Alors que le plan Juncker préconise l'élaboration de plateformes d'investissements (sur le mode de sociétés de projets par exemple), afin d'agglomérer des projets de petite taille pour atteindre les seuils d'éligibilité, le rapport met en garde contre une perte de contrôle sur la sélection des projets finaux. Il préconise ainsi de mettre en place des normes minimales sur l'évaluation et la sélection des projets.
Le rapport recommande aussi la création de "réserves publiques de projets d'infrastructures", comme le font par exemple le Royaume-Uni ou les Pays-Bas. Ces vitrines de projets à financer permettraient aux investisseurs de se positionner plus en amont.

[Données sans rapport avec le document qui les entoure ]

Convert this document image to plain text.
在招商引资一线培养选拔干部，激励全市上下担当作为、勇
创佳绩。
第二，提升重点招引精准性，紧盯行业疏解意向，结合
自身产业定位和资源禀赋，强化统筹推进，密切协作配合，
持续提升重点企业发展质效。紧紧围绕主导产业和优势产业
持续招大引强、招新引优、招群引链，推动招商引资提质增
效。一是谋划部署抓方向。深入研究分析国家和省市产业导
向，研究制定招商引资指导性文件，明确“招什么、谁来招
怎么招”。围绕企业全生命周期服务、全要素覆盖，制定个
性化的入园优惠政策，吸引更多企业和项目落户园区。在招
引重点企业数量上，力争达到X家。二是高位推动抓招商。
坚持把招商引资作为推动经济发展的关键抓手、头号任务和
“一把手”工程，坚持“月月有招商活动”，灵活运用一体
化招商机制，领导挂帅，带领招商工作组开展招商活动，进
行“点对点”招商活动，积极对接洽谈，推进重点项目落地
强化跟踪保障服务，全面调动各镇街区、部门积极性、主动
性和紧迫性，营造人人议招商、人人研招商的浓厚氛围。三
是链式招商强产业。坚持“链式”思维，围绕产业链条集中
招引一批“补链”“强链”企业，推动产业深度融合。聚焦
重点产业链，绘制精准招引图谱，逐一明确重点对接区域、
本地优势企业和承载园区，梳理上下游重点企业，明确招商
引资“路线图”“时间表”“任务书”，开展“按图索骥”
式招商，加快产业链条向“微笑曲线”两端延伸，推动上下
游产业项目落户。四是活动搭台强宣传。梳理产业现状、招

Budget européen d'investissement
Les rapporteurs profitent de l'occasion pour plaider pour plus d'intégration européenne et de fédéralisme. Ils réclament ainsi une plus grande coordination entre Bruxelles et les banques nationales de développement. Ils demandent de revoir la "clause d'investissement" prévue du pacte de croissance et de stabilité, actuellement "largement inefficace" - cette clause permet aux Etats membres de s'écarter des règles budgétaires pour cofinancer des projets financés par des fonds européens. Et, enfin, d'instaurer une "budget d'investissement européen". Une façon de raviver le débat sur la création d'un "ministre européen des finances" défendue notamment par l'actuel commissaire aux affaires économiques et monétaires, Pierre Moscovici. Pour l'institut, un tel budget servirait à rééquilibrer les investissements vers les pays qui en ont le plus besoin.